Okay guys – here are the first two chapters of the sequel I promised. I'm sorry if they seem a bit disjointed, but I figured that I could either spend thousands of words fleshing out Jack's first eleven months without Kate, or I could skip ahead to the part where he tries to find her, which is what I know you're all waiting for. I'm going to write it as a kind of mystery story, so it might be a while before we get a clear picture of what she's been up to.
I wracked my brains for a title, but couldn't come up with anything poetic, so I decided to go with something simple. I'm not sure how I feel about it yet -- the story or the title – I'm never happy with the first few chapters of a new fic. It usually takes me a while to warm to it, and then all of a sudden it's my favourite…
Chapter 1. The Card
"So I guess this is goodbye then."
"Not forever. I'm going to figure something out, and then I'm going to find you. I'll find you, Kate."
Twelve months.
For almost twelve months, Jack had been replaying these words over and over in his head, wondering how he was ever going to keep his promise. Kate was a fugitive; she prided herself on being invisible. It wasn't like she'd left him much of a trail.
For the past twelve months, the only knowledge he'd had of her whereabouts had come from the card.
He'd only spoken to her once since he'd left her in Australia, just a few weeks after he got back to L.A. She'd called his office in the middle of the night to let him know she was safe; after a lot of awkward pauses, he'd managed to wrangle out of her the name of the place she was staying.

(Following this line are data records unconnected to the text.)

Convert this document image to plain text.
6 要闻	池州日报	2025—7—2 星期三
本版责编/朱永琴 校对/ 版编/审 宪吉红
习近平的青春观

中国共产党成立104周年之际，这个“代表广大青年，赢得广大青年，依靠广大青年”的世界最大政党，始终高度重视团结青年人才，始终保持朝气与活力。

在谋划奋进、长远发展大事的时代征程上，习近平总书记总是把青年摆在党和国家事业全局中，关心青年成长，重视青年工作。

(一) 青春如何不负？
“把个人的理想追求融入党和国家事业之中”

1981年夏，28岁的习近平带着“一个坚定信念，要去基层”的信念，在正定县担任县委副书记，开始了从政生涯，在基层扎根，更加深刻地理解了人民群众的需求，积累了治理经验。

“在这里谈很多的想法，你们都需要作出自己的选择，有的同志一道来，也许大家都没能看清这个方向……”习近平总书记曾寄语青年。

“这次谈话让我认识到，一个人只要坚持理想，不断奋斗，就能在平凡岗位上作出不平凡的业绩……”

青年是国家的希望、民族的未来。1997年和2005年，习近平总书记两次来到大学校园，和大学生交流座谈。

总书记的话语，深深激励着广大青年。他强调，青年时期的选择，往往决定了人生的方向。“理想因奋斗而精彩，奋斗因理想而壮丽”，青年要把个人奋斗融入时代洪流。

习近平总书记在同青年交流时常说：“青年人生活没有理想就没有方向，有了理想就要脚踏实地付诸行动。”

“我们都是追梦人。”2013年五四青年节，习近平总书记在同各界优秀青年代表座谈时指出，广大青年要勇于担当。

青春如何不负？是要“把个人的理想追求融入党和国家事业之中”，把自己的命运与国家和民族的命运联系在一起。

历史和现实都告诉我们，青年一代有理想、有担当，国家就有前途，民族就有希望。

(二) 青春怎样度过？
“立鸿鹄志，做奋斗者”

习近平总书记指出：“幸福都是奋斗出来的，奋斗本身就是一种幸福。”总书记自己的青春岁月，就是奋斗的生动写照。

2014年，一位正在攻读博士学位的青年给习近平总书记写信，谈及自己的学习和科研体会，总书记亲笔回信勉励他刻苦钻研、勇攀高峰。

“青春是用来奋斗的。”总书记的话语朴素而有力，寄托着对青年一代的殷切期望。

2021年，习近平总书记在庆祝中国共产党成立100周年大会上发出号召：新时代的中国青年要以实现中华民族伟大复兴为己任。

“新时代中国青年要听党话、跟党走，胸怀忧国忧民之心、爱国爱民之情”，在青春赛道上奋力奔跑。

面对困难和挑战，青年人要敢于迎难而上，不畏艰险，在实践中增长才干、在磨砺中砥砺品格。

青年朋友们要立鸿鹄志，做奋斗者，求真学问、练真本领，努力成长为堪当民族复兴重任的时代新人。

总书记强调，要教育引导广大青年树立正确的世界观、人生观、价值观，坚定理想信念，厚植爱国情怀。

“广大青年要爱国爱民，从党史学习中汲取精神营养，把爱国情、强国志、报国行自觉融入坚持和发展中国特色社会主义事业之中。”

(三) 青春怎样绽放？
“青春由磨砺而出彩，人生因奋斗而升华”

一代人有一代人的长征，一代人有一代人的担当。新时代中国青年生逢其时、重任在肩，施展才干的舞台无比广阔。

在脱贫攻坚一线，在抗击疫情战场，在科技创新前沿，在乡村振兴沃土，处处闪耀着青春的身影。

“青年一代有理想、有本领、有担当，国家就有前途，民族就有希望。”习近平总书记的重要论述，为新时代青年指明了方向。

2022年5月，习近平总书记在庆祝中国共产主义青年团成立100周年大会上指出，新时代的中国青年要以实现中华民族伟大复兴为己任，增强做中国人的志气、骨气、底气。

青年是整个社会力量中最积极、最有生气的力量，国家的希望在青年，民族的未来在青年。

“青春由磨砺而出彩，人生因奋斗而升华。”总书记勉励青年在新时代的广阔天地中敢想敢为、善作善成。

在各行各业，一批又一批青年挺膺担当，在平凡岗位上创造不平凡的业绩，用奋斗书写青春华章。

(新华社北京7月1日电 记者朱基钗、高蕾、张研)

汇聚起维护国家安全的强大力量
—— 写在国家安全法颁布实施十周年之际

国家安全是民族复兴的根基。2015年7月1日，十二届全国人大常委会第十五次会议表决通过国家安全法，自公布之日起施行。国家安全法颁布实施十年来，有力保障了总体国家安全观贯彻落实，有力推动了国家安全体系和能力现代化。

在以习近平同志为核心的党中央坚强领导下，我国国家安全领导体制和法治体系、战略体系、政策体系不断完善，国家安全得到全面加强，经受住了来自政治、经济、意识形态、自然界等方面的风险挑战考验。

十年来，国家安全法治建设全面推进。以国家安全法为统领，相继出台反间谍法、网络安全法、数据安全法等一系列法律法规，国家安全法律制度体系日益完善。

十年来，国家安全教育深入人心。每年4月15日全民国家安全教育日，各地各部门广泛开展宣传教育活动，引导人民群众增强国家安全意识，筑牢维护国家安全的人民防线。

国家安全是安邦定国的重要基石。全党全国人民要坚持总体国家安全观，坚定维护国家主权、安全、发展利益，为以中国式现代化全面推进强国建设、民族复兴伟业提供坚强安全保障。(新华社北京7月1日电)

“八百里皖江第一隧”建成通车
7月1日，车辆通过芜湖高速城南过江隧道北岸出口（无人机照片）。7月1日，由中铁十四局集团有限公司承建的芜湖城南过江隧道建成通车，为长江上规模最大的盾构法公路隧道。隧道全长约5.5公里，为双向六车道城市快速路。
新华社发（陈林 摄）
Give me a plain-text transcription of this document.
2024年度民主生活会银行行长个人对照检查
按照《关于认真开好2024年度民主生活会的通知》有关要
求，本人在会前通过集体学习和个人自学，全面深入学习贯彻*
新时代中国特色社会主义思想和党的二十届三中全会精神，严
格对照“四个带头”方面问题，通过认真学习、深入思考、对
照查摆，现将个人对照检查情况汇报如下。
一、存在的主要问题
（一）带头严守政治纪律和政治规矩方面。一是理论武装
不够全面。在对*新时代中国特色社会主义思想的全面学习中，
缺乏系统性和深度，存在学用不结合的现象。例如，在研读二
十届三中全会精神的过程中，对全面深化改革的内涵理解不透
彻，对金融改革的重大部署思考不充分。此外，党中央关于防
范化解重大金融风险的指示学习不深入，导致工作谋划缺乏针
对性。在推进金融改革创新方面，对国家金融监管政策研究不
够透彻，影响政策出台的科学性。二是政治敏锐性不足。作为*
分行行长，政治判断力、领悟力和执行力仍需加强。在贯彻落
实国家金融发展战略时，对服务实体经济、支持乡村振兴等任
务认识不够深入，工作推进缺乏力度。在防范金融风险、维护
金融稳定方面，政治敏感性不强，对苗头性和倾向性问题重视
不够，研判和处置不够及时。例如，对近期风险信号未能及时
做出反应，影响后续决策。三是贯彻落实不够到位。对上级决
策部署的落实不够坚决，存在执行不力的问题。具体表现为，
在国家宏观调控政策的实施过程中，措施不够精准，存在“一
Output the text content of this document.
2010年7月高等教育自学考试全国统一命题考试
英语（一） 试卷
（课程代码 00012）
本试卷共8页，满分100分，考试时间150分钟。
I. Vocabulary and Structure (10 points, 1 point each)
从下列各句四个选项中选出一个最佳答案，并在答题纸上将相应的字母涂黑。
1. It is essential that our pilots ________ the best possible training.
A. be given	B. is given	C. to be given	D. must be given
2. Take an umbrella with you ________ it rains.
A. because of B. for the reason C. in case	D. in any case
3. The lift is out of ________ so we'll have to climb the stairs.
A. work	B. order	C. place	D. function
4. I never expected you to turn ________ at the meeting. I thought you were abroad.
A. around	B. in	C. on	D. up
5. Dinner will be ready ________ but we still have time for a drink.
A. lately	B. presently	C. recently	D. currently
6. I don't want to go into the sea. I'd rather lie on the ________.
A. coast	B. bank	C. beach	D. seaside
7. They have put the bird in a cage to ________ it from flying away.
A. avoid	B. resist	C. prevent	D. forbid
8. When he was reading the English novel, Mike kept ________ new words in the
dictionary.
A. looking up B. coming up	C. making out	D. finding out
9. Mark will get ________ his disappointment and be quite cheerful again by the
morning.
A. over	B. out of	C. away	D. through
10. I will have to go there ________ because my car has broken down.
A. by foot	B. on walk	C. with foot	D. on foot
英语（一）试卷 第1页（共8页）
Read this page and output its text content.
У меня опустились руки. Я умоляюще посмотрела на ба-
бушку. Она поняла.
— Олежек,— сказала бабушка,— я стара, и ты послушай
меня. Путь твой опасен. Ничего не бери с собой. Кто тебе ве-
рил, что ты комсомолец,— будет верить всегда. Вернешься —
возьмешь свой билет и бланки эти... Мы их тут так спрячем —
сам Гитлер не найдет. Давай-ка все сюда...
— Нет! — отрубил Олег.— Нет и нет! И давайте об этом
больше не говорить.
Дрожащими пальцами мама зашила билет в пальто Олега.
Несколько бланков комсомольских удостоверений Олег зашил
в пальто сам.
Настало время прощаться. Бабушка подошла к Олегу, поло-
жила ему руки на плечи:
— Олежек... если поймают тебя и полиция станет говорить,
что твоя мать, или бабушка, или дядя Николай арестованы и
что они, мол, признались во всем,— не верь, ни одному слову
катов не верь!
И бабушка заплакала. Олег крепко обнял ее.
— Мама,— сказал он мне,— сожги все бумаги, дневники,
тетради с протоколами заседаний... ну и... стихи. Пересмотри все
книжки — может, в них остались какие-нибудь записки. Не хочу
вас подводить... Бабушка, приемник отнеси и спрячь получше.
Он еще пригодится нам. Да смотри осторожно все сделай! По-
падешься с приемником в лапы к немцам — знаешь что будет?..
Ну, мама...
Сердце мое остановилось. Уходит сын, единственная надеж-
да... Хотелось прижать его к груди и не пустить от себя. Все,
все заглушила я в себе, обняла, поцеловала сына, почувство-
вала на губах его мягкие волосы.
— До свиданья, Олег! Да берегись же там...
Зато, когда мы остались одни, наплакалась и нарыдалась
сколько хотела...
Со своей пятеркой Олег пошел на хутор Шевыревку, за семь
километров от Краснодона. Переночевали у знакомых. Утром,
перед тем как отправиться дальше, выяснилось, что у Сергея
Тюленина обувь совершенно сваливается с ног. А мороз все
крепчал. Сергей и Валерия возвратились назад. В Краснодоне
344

He'd found the address on the Internet, so he'd sent her the card.
It wasn't easy to get a credit card under a false name, but Sawyer had helped him as soon as he heard it was for Kate. It would have been easier to send her cash, but she was determined to avoid direct contact with Jack, for fear that the Feds were still watching him.
Almost a year ago now, in Australia, when they'd burst into the motel room he was sharing with Kate, Jack had told them that she'd drugged him into order to escape. They'd forced him to undergo blood tests to confirm his story, but he knew how to fake the results of a tox screen, so in the end, they'd had to let him go. But they'd been keeping an eye on him ever since, sending cars to stake out his apartment, screening his mail, tapping his home phone – fortunately, confidentiality laws prevented them from listening in on his work calls as well – apparently unconvinced that he'd ceased having any kind of contact with Kate.
Even though it was the truth.
It wasn't even close to what he wanted – he would have given anything for a letter, at the very least – but it had helped at first that every month, when Sawyer sent him the bill in a nondescript envelope, Jack could see where she'd been, and know that she wasn't sleeping on the streets, or in a shelter somewhere. He'd been able to track her progress that way, through Australia, and eventually, back to the US, but he could never catch up with her, because by that time, she'd already moved on.
Still, it had been enough to know that she was safe, until a little over three months ago, when the charges had stopped. She started withdrawing cash then, until about a month earlier, when all activity on the card had ceased.
Suddenly, for the first time in almost a year, Jack had no idea where she was.
It had terrified him, a few days into November, when he tore open the envelope to find that first blank statement. He called Sawyer right away, hoping that it was a mistake, but the southerner insisted that there was nothing wrong with the account; he'd been pulling this stunt for years, and the bank never seemed to cotton on.
He hadn't heard from Kate either; he tried to cover it up, but Jack could hear the fear in his voice when he realised what the sudden lack of activity could mean.
Either she'd found another way to get by, or something had happened to her, something neither one of them wanted to contemplate. With no evidence to the contrary, Jack began to fear that she was dead, or that she'd been caught again. He tried to console himself with the idea that if she was, or if she had, he would have heard about it, but when no news came one way or the other, he decided it was time to make good on his promise.
He still didn't have a plan, as to how he would find her, or what he would do when he did, but he needed to make sure that she was okay, even if he couldn't be with her. He needed to see her again.